The ten-year-long, retrospective study included 79 people with active secondary progressive MS who received autologous hematopoietic stem cell transplants and 1,975 people from the Italian MS registry who were treated with MS drugs.

The two groups were matched for age, sex and level of disability. Drugs considered in the study included beta-interferons, azathioprine, glatiramer acetate, mitoxantrone, fingolimod, natalizumab, methotrexate, teriflunomide, cyclophosphamide, dimethyl fumarate and alemtuzumab.

Participants’ level of disability was measured on the Expanded Disability Status Scale (EDSS). At the start of the study, participants had a median score of 6.5, defined as needing to use a cane or brace constantly on both sides to walk about 20m without resting.

Five years into the study, researchers found 62 percent of the participants who had stem cell transplants experienced no worsening of their MS disability, compared to 46 percent of those who took medications.

Additionally, after five years, 19 percent of people that received stem cell transplants experienced less disability than at the start of the study, versus just 4 percent of those taking medications.

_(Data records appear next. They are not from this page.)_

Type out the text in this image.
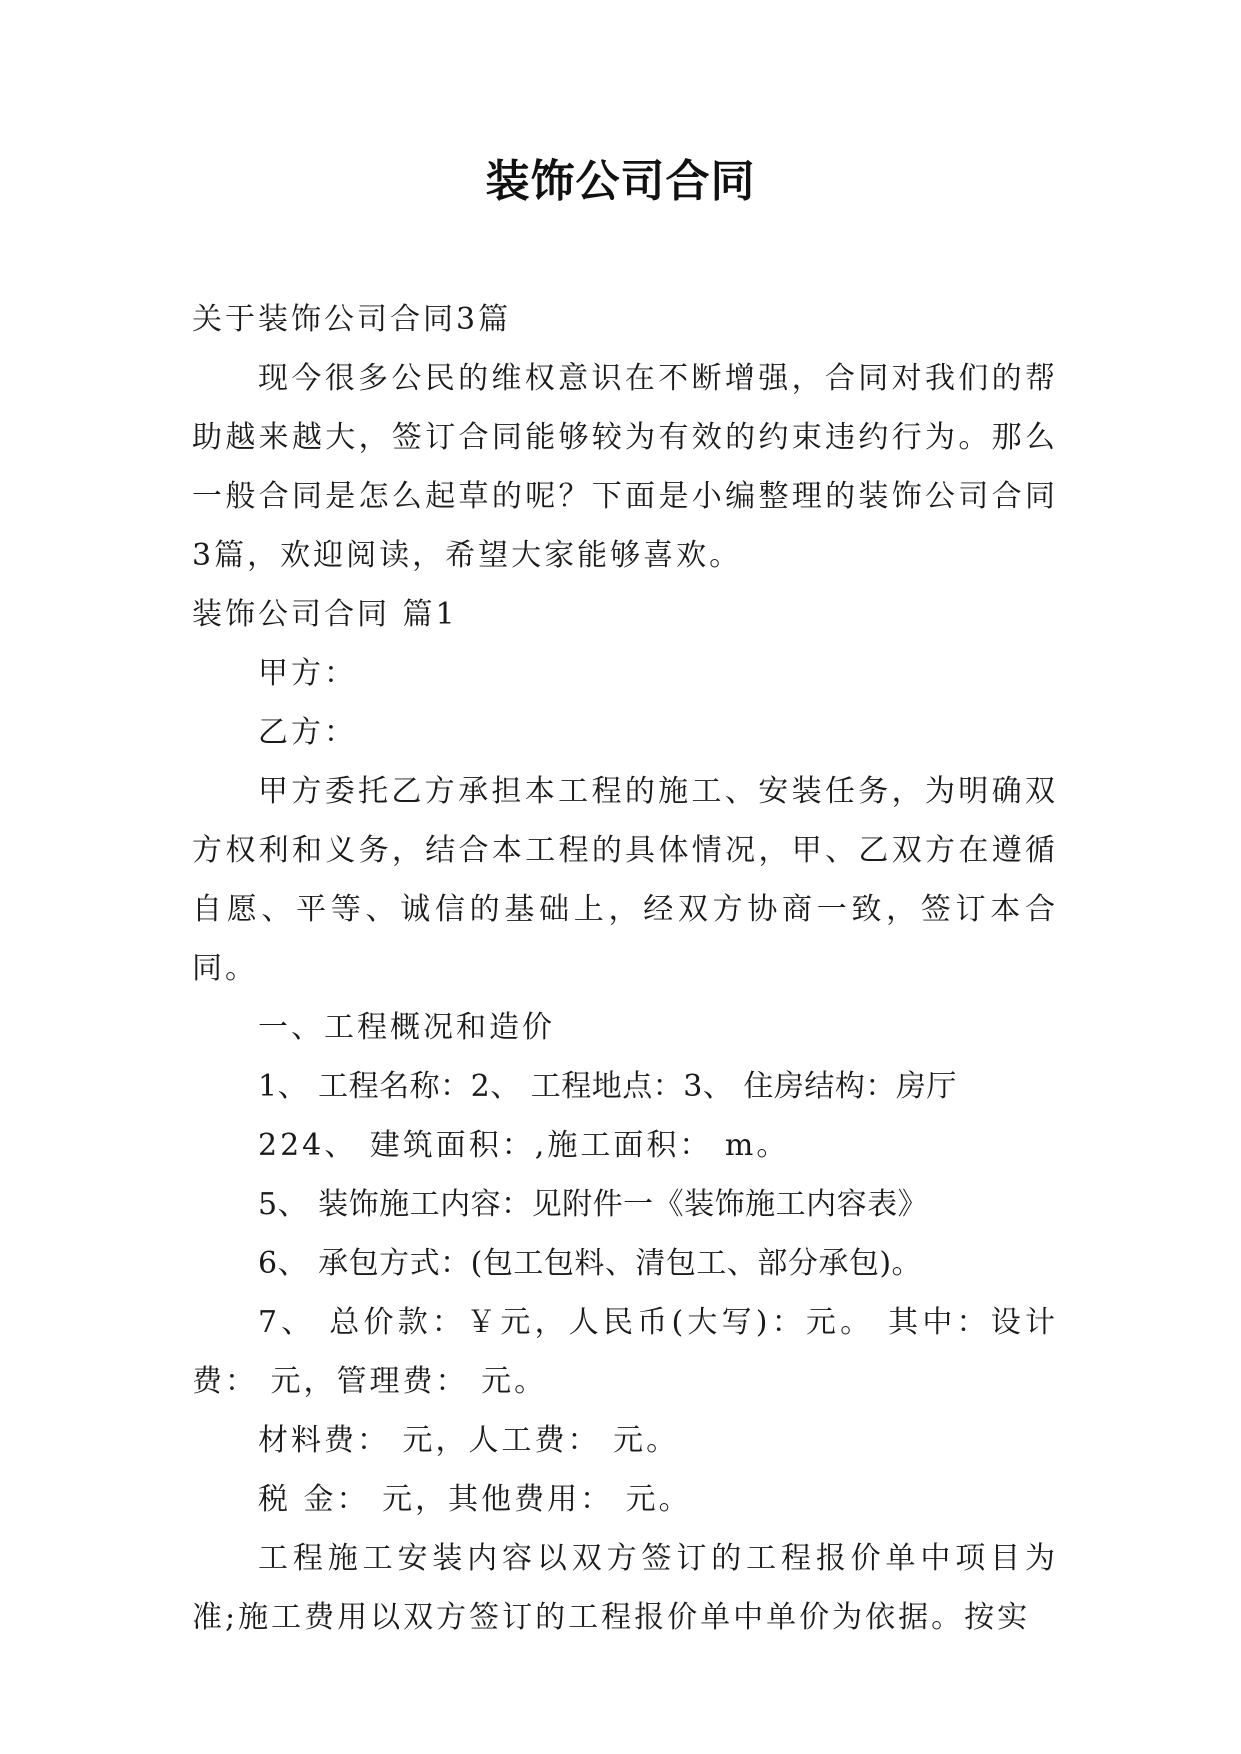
装饰公司合同

关于装饰公司合同3篇

现今很多公民的维权意识在不断增强，合同对我们的帮助越来越大，签订合同能够较为有效的约束违约行为。那么一般合同是怎么起草的呢？下面是小编整理的装饰公司合同3篇，欢迎阅读，希望大家能够喜欢。

装饰公司合同 篇1

甲方：

乙方：

甲方委托乙方承担本工程的施工、安装任务，为明确双方权利和义务，结合本工程的具体情况，甲、乙双方在遵循自愿、平等、诚信的基础上，经双方协商一致，签订本合同。

一、工程概况和造价

1、 工程名称：2、 工程地点：3、 住房结构：房厅

224、 建筑面积：,施工面积： m。

5、 装饰施工内容：见附件一《装饰施工内容表》

6、 承包方式：(包工包料、清包工、部分承包)。

7、 总价款：￥元，人民币(大写)：元。 其中：设计费： 元，管理费： 元。

材料费： 元，人工费： 元。

税 金： 元，其他费用： 元。

工程施工安装内容以双方签订的工程报价单中项目为准;施工费用以双方签订的工程报价单中单价为依据。按实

Over 10 years, the disability score for people who had stem cell transplants decreased by an average of 0.01 points per year, signifying less disability. In contact the average score for those taking medications increased by 0.16 points per year, suggsting an increase in disability.

“Our study shows that hematopoietic stem cell transplants were associated with a slowing of disability progression and a higher likelihood of disability improvement compared to other therapies,” said Dr Matilde Inglese, author of the study from the University of Genoa in Italy.  

“While these results are encouraging, they are not applicable to patients with secondary progressive MS who do not have signs of inflammatory disease activity,” she added, noting that more research is needed in larger groups of people to confirm the findings.

Limitations of the study were:

  • It was retrospective and observational so does not prove cause and effect
  • It did not include people taking the MS drugs siponimod, cladribine, ocrelizumab, ofatumumab, or rituximab.

The study was funded by the Italian Multiple Sclerosis Foundation.